Here is the watch command being ran.
watch -n 5 echo "$(echo "$(uptime | awk '{print$11}' | sed 's/,//g')/$(nproc)*100" | bc -l | cut -c-5)% overall CPU utilization"

The output shows the cpu utilization at the time of execution but it does not update.
Every 5.0s: echo 4.750% overall CPU utilization

I'm almost certain it's a quoting issue somehow but I've been reading around and trying different things and can just not get it to work.
Here are some of the different versions of the command I've tried:

Using single quotes on the inside command sub

watch -n 5 echo "$(echo '$(uptime | awk '{print$11}' | sed 's/,//g')/$(nproc)*100' | bc -l | cut -c-5)% overall CPU utilization"
Every 5.0s: echo % overall CPU utilization % overall CPU utilization

Escaping the single quotes on the inside command sub

watch -n 5 echo "$(echo \'$(uptime | awk '{print$11}' | sed 's/,//g')/$(nproc)*100\' | bc -l | cut -c-5)% overall CPU utilization"
Every 5.0s: echo % overall CPU utilization % overall CPU utilization

Using single quotes on both sets of command sub, and escaping the inside set

watch -n 5 echo '$(echo \'$(uptime | awk '{print$11}' | sed 's/,//g')/$(nproc)*100\' | bc -l | cut -c-5)% overall CPU utilization'
-bash: syntax error near unexpected token )'`

Using single quotes on both sets of command sub (closest to desired output so far)

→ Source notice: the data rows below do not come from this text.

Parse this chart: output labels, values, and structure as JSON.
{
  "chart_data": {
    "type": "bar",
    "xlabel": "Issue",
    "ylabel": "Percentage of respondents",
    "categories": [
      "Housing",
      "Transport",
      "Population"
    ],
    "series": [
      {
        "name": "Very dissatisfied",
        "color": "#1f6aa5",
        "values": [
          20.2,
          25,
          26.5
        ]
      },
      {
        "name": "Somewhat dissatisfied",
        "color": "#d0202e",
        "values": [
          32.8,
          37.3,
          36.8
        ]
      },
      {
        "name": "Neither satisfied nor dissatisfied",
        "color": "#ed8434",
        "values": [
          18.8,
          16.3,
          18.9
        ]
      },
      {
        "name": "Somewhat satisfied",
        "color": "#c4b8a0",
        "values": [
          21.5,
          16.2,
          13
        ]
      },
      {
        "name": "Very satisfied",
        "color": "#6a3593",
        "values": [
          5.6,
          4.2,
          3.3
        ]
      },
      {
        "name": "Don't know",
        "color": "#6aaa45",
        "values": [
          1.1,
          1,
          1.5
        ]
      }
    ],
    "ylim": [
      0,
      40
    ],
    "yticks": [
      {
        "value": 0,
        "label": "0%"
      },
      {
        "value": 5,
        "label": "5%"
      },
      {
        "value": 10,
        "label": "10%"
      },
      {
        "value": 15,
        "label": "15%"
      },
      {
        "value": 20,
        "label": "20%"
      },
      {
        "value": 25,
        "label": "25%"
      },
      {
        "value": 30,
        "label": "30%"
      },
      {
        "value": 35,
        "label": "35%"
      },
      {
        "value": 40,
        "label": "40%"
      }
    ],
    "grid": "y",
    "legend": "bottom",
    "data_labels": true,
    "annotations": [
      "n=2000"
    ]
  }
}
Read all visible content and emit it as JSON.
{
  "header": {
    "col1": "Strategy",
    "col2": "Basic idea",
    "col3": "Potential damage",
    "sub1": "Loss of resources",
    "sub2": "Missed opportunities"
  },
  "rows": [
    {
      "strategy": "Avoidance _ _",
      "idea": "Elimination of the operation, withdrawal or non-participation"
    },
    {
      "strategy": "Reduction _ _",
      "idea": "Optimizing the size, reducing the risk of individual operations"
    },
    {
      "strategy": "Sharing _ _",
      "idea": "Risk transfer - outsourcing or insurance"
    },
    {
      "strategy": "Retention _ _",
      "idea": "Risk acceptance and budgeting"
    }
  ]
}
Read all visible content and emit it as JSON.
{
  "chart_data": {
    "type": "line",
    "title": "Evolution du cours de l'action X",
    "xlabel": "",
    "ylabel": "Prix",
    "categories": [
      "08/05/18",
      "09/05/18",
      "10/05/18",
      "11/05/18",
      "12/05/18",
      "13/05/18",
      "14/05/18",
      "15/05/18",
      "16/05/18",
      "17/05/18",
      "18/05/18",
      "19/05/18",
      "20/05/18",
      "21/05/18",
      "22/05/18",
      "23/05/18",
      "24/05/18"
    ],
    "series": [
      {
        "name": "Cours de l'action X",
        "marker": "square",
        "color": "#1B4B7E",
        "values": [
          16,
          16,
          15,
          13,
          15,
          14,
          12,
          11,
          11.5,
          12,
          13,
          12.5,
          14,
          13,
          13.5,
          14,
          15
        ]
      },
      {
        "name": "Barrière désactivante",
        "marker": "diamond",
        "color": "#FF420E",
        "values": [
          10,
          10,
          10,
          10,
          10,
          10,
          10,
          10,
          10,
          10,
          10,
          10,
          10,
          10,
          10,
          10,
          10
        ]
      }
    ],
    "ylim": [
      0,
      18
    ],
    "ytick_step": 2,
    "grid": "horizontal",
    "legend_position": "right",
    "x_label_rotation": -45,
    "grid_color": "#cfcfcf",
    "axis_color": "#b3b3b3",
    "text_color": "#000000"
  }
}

watch -n 5 echo '$(echo '$(uptime | awk '{print$11}' | sed 's/,//g')/$(nproc)*100' | bc -l | cut -c-5)% overall CPU utilization'
Every 5.0s: echo $(echo 0.24/8*100 | bc -l | cut -c-5)% overall CPU utilization 3.000% overall CPU utilization

If I can determine how to get it to re-run $(uptime | awk '{print$11}' | sed 's/,//g') this each time then it should work.


Solution

  • I'm not sure what the watch part should do, but you can vastly simplify this by refactoring all the processing into a single Awk script.

    Something like this?

    watch -n 5 'uptime | awk -v n="$(nproc)" "{cpu=\$11; gsub(/,/, \"\", cpu); printf \"%0.3f%% overall CPU utilization\\n\", cpu/n*100 }"'
    

    The quoting is slightly pesky; you might want to save the single-quoted code as a script, which allows you to switch to single quotes around the Awk code and get rid of the backslashes.